After a mere day and a half of an historic Papal Conclave, the Roman Catholic Cardinals reached a 2/3 majority and sent up the white smoke to inform the world of their selection of the 266th Pope, an Argentine (formally) named Jose Mario Bergoglio.
Since our Marketing Management course took over my life, I’ve literally been considering everything through a marketing lens. The election of the Pope is no exception, especially considering the numerous scandals, ranging from the abhorrent (think child sex abuse) to the mundane (read: typical mismanagement and inter-office politics). This is an institution rife with turmoil and desperately in need of a crack marketing team.
(Insert disclaimer: I am a practicing Catholic and in no way wish to be disrespectful, heretical or misinterpreted. Clearly, my personal views are just that…personal.)
Kotler says that, “…a credible brand signals a certain level of quality so that satisfied buyers can easily choose the product again.” Yes, please! I think we can all agree that the Church has been losing credibility year after year thereby making it difficult for people to “easily choose the product again”. Our textbook goes on to state,”… brand equity is the added value endowed on products and services…it may be reflected in the way consumers think, feel and act with respect to the brand…”
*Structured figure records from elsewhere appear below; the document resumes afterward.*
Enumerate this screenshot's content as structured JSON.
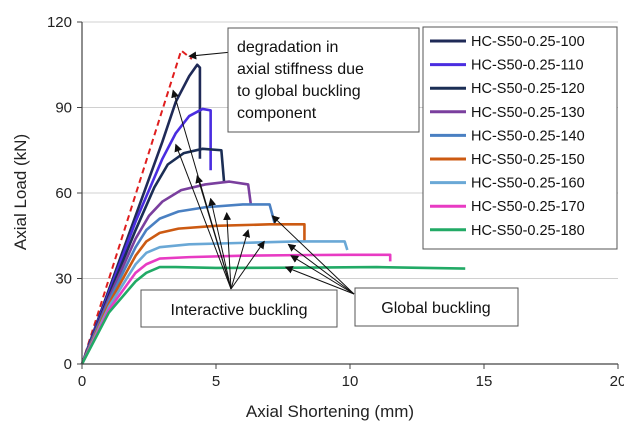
{
  "chart_data": {
    "type": "line",
    "title": "",
    "xlabel": "Axial Shortening (mm)",
    "ylabel": "Axial Load (kN)",
    "xlim": [
      0,
      20
    ],
    "ylim": [
      0,
      120
    ],
    "xticks": [
      0,
      5,
      10,
      15,
      20
    ],
    "yticks": [
      0,
      30,
      60,
      90,
      120
    ],
    "xtick_labels": [
      "0",
      "5",
      "10",
      "15",
      "20"
    ],
    "ytick_labels": [
      "0",
      "30",
      "60",
      "90",
      "120"
    ],
    "grid": "horizontal",
    "legend_position": "right",
    "series": [
      {
        "name": "HC-S50-0.25-100",
        "color": "#1f2a57",
        "points": [
          [
            0,
            0
          ],
          [
            1,
            26
          ],
          [
            2,
            52
          ],
          [
            3,
            78
          ],
          [
            3.5,
            92
          ],
          [
            4,
            101
          ],
          [
            4.3,
            105
          ],
          [
            4.4,
            104
          ],
          [
            4.4,
            72
          ]
        ]
      },
      {
        "name": "HC-S50-0.25-110",
        "color": "#4a2de0",
        "points": [
          [
            0,
            0
          ],
          [
            1,
            25
          ],
          [
            2,
            50
          ],
          [
            3,
            72
          ],
          [
            3.5,
            81
          ],
          [
            4,
            87
          ],
          [
            4.5,
            89.5
          ],
          [
            4.8,
            89
          ],
          [
            4.8,
            68
          ]
        ]
      },
      {
        "name": "HC-S50-0.25-120",
        "color": "#1b2e55",
        "points": [
          [
            0,
            0
          ],
          [
            1,
            24
          ],
          [
            2,
            47
          ],
          [
            2.7,
            62
          ],
          [
            3.2,
            70
          ],
          [
            3.8,
            74
          ],
          [
            4.5,
            75.5
          ],
          [
            5.2,
            75
          ],
          [
            5.3,
            64
          ]
        ]
      },
      {
        "name": "HC-S50-0.25-130",
        "color": "#7a3f9e",
        "points": [
          [
            0,
            0
          ],
          [
            1,
            23
          ],
          [
            2,
            44
          ],
          [
            2.5,
            52
          ],
          [
            3,
            57
          ],
          [
            3.7,
            61
          ],
          [
            4.6,
            63
          ],
          [
            5.5,
            64
          ],
          [
            6.2,
            63
          ],
          [
            6.3,
            56
          ]
        ]
      },
      {
        "name": "HC-S50-0.25-140",
        "color": "#4a80c2",
        "points": [
          [
            0,
            0
          ],
          [
            1,
            22
          ],
          [
            2,
            41
          ],
          [
            2.4,
            47
          ],
          [
            2.9,
            51
          ],
          [
            3.6,
            53.5
          ],
          [
            4.6,
            55
          ],
          [
            6,
            56
          ],
          [
            7,
            56
          ],
          [
            7.2,
            49
          ]
        ]
      },
      {
        "name": "HC-S50-0.25-150",
        "color": "#cc5a12",
        "points": [
          [
            0,
            0
          ],
          [
            1,
            21
          ],
          [
            2,
            38
          ],
          [
            2.4,
            43
          ],
          [
            2.9,
            46
          ],
          [
            3.6,
            47.5
          ],
          [
            5,
            48.5
          ],
          [
            7,
            49
          ],
          [
            8.3,
            49
          ],
          [
            8.3,
            43
          ]
        ]
      },
      {
        "name": "HC-S50-0.25-160",
        "color": "#6aa8d6",
        "points": [
          [
            0,
            0
          ],
          [
            1,
            20
          ],
          [
            2,
            35
          ],
          [
            2.4,
            39
          ],
          [
            2.9,
            41
          ],
          [
            4,
            42
          ],
          [
            6,
            42.5
          ],
          [
            8,
            43
          ],
          [
            9.8,
            43
          ],
          [
            9.9,
            40
          ]
        ]
      },
      {
        "name": "HC-S50-0.25-170",
        "color": "#e83bc3",
        "points": [
          [
            0,
            0
          ],
          [
            1,
            19
          ],
          [
            2,
            32
          ],
          [
            2.4,
            35
          ],
          [
            2.9,
            37
          ],
          [
            4,
            37.5
          ],
          [
            6,
            38
          ],
          [
            8,
            38.2
          ],
          [
            10,
            38.3
          ],
          [
            11.5,
            38.3
          ],
          [
            11.5,
            36
          ]
        ]
      },
      {
        "name": "HC-S50-0.25-180",
        "color": "#22aa66",
        "points": [
          [
            0,
            0
          ],
          [
            1,
            18
          ],
          [
            2,
            29
          ],
          [
            2.4,
            32
          ],
          [
            2.9,
            34
          ],
          [
            3.5,
            34
          ],
          [
            5,
            33.7
          ],
          [
            8,
            33.8
          ],
          [
            11,
            34
          ],
          [
            14.3,
            33.5
          ]
        ]
      }
    ],
    "reference_line": {
      "style": "dashed",
      "color": "#e01e1e",
      "points": [
        [
          0,
          0
        ],
        [
          3.7,
          110
        ],
        [
          4.1,
          107
        ]
      ]
    },
    "annotations": [
      {
        "id": "degradation",
        "lines": [
          "degradation in",
          "axial stiffness due",
          "to global buckling",
          "component"
        ]
      },
      {
        "id": "interactive",
        "text": "Interactive buckling",
        "arrow_targets": [
          [
            3.4,
            96
          ],
          [
            3.5,
            77
          ],
          [
            4.3,
            66
          ],
          [
            4.8,
            58
          ],
          [
            5.4,
            53
          ],
          [
            6.2,
            47
          ],
          [
            6.8,
            43
          ]
        ]
      },
      {
        "id": "global",
        "text": "Global buckling",
        "arrow_targets": [
          [
            7.1,
            52
          ],
          [
            7.7,
            42
          ],
          [
            7.8,
            38
          ],
          [
            7.6,
            34
          ]
        ]
      }
    ]
  }
}
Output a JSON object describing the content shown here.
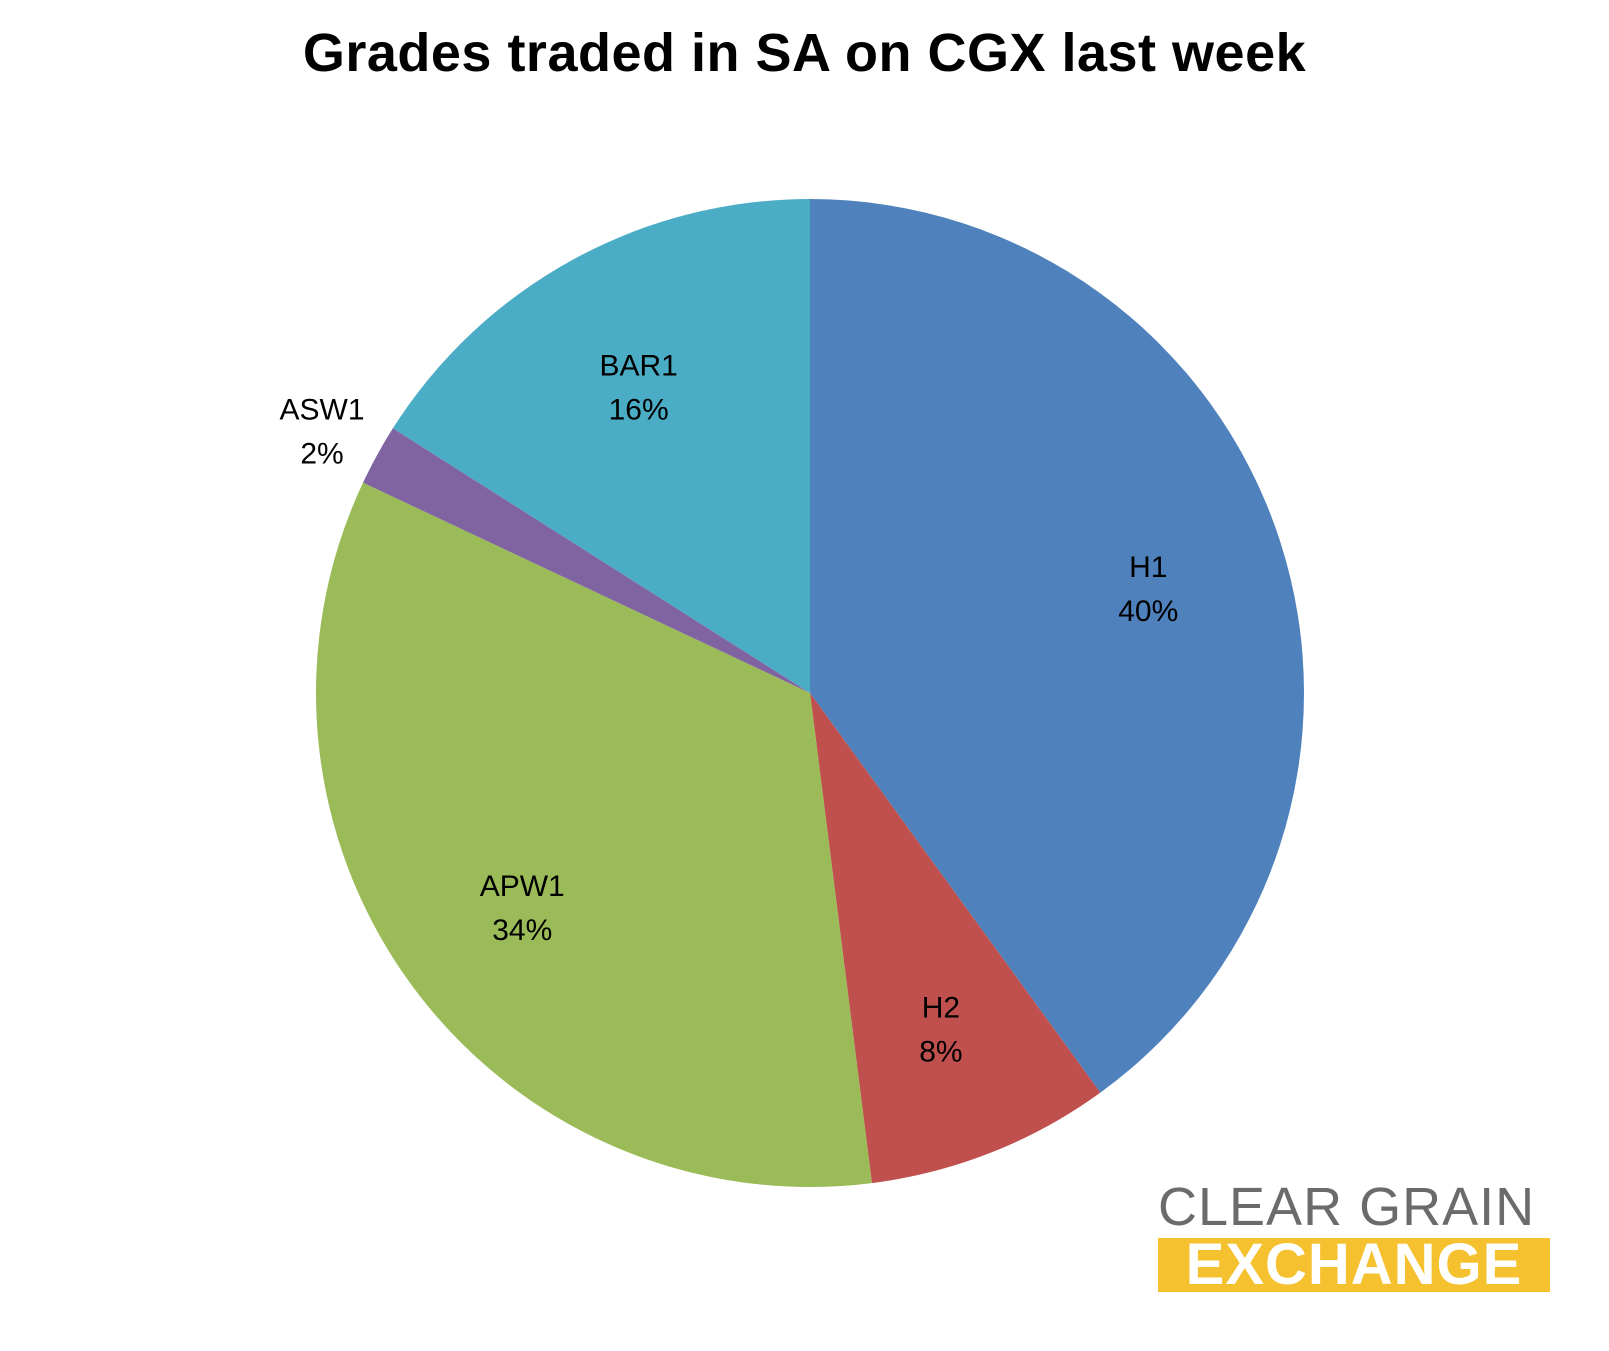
{
  "chart_data": {
    "type": "pie",
    "title": "Grades traded in SA on CGX last week",
    "slices": [
      {
        "label": "H1",
        "value": 40,
        "value_label": "40%",
        "color": "#4f81bd"
      },
      {
        "label": "H2",
        "value": 8,
        "value_label": "8%",
        "color": "#c0504d"
      },
      {
        "label": "APW1",
        "value": 34,
        "value_label": "34%",
        "color": "#9bbb59"
      },
      {
        "label": "ASW1",
        "value": 2,
        "value_label": "2%",
        "color": "#8064a2"
      },
      {
        "label": "BAR1",
        "value": 16,
        "value_label": "16%",
        "color": "#4bacc6"
      }
    ],
    "start_angle_deg": 0,
    "direction": "clockwise"
  },
  "logo": {
    "line1": "CLEAR GRAIN",
    "line2": "EXCHANGE",
    "text_color": "#6b6b6b",
    "accent_color": "#f6c12e"
  }
}
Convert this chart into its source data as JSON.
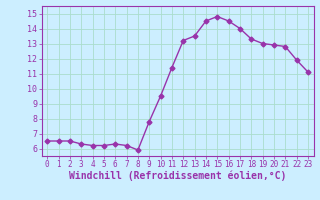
{
  "x": [
    0,
    1,
    2,
    3,
    4,
    5,
    6,
    7,
    8,
    9,
    10,
    11,
    12,
    13,
    14,
    15,
    16,
    17,
    18,
    19,
    20,
    21,
    22,
    23
  ],
  "y": [
    6.5,
    6.5,
    6.5,
    6.3,
    6.2,
    6.2,
    6.3,
    6.2,
    5.9,
    7.8,
    9.5,
    11.4,
    13.2,
    13.5,
    14.5,
    14.8,
    14.5,
    14.0,
    13.3,
    13.0,
    12.9,
    12.8,
    11.9,
    11.1
  ],
  "line_color": "#9933aa",
  "marker": "D",
  "marker_size": 2.5,
  "xlabel": "Windchill (Refroidissement éolien,°C)",
  "xlabel_fontsize": 7,
  "bg_color": "#cceeff",
  "grid_color": "#aaddcc",
  "tick_color": "#9933aa",
  "ylim": [
    5.5,
    15.5
  ],
  "xlim": [
    -0.5,
    23.5
  ],
  "yticks": [
    6,
    7,
    8,
    9,
    10,
    11,
    12,
    13,
    14,
    15
  ],
  "xticks": [
    0,
    1,
    2,
    3,
    4,
    5,
    6,
    7,
    8,
    9,
    10,
    11,
    12,
    13,
    14,
    15,
    16,
    17,
    18,
    19,
    20,
    21,
    22,
    23
  ],
  "spine_color": "#9933aa"
}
It seems pretty obvious that the Catholic brand is suffering a loss of equity if we view it from the ‘customer’/believer perspective. What we have learned of many in the administration over the course of the last decade or more has sent multitudes in search of other ‘brands’ despite (or because of) their religious leanings. The time has come for a painstaking assessment of current brand knowledge which will (to summarize our text) dictate the future direction of the Church and, if successful, will provide a brand promise aligned with both doctrinal beliefs and the expectations of consumers.
Back to our newly elected Pope. Just in the simple selection of his papal name, Pope Francis I, he is throwing down the branding gauntlet. As the ‘I’ denotes, he is the first Pope to ever bear the name of the well-known (even to many non-Catholics) St. Francis of Assisi remembered for his deep devotion to nature and a chosen life devoid of material wealth. With that action Pope Francis is creating a new value proposition only moments after accepting the role.
The Church too, as represented by the Cardinals at least, has taken a few, first steps toward an as yet undefined conversion with 1) the acceptance of Pope Benedict’s resignation and 2) the election of a New World leader recognized for his personal humility, painfully simplistic lifestyle and advocacy for the poor. Did I mention Pope Francis is from the Jesuit Order? Another first in the history of the Roman Catholic Church.
Clearly, this is an overly simplistic, if not naively optimistic, summary of the Church’s need for a reinvigorated brand as a solution to internal administrative issues as well as the human tragedies it ignored at best and caused at worst. While my post is meant to be tongue in cheek to a great extent, I do believe, if properly contemplated and addressed by the leadership and its flock, the Church might be able to thoughtfully and sincerely reconstruct itself for future millenniums. My guess is that it will take more than marketing principles to move that mountain. I think I know just the Guy for the job…I sure hope the Pope’s direct line is toll free.